FULDA Visionär mit allzu großem Zettelkasten

Neuauflage der Ferdinand Schneider-Biografie im Vonderau-Museum

07.01.22 - "Als Ferdinand Schneider mit 89 Jahren in seiner Heimatstadt starb, wussten nur noch Fachleute, was er zu Beginn des 20. Jahrhunderts für die Elektrotechnik bahnbrechendes geleistet hat." So kann man es im Vorwort der Neuauflage der Ferdinand-Schneider-Biographie lesen, die am Dreikönigstag im Vonderau-Museum vorgestellt wurde.   

Entdeckung im Stadtarchiv 

Grundlage des Buchs sind die von Schneider selbst geschriebenen Erinnerungen, in denen er über Erfolge, Misserfolge, seine Lehr- und Berufsjahre, seine musikalischen Erfolge, den Militärdienst, zwei Kriege und natürlich Fuldaer Begebenheiten berichtet. Lang blieb Schneiders Schrift unbeachtet. Als Thomas Mollenhauer, der Vater des Autors, für eine Firmenchronik im Stadtarchiv recherchierte, machte ihn Dr. Rita Wehner, die damalige Leiterin, darauf aufmerksam, dass dort dieser Text seines Vorfahren läge. Und so kam der Stein ins Rollen. Von der ersten zur zweiten Auflage gibt es keine wesentlichen Veränderungen, einige Fehler wurden korrigiert, weitere Personen dank digitaler Möglichkeiten korrekt identifiziert – der Text selbst blieb unverändert.  

Was für ein Mensch war dieser Ferdinand Schneider eigentlich? 

Schade finde ich, dass die Neuauflage nicht dazu genutzt wurde, in einem begleitenden Essay auch den privaten Ferdinand Schneider zu zeigen. Seine Schrift und somit auch das Buch fokussiert sich ganz auf seinen beruflichen Werdegang und seine Erfindungen, über sich und seine Familie schweigt er. An einer Stelle ist von einer Verlobung mit Margarethe Bohn die Rede. Dass sie Schneiders erste Ehefrau war, muss man den Fußnoten entnehmen. Sie starb bereits mit 39 Jahren – woran? Über sie hätte ich gern mehr gewusst, auch über Anna Harms, seine zweite Ehefrau, die nicht einmal erwähnt wird, und über seine Kinder. 

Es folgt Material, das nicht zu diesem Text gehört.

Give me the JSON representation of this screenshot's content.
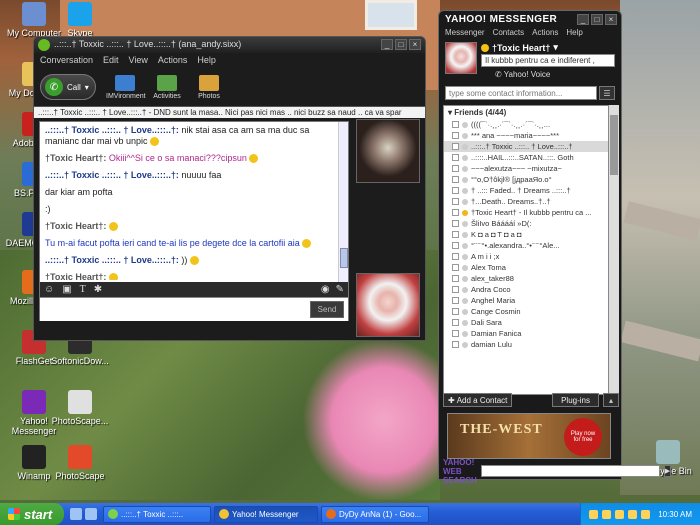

Mindestens eins muss er gehabt haben, denn Autor Stephan Mollenhauer erwähnte eine in Frankreich lebende Enkeltochter Schneiders. Wie war wohl das Verhältnis der Familie zu Ferdinand Schneider und seiner Erfindungswut? Wie ging es ihnen mit einem Ehemann und Vater, der vermutlich wenig Zeit für seine Familie hatte? Interessierte seine Familie sich für das, was er machte? Wie ging sie mit den Erfolgen und Rückschlägen um?  

Immerhin wissen wir, dass Ferdinand Schneider ein begnadeter Vortragsredner war, der große Säle mit bis zu 500 Menschen problemlos füllte und komplizierte technische Vorgänge exzellent erklären konnte. So gut, dass auch Damen dem Vortrag beiwohnen können, so der Almanach "1896" des Geschichtsvereins (Eintrag vom 09. März 1896). Ich hätte als Leserin gern mehr über die private Seite dieses faszinierenden Mannes gewusst – der reine Abdruck der Schneider’schen Schrift lässt einen doch etwas unbefriedigt zurück. 

Der Erfinder Ferdinand Schneider (1866-1955) - ein Wegbereiter des Kommunikationszeitalters ...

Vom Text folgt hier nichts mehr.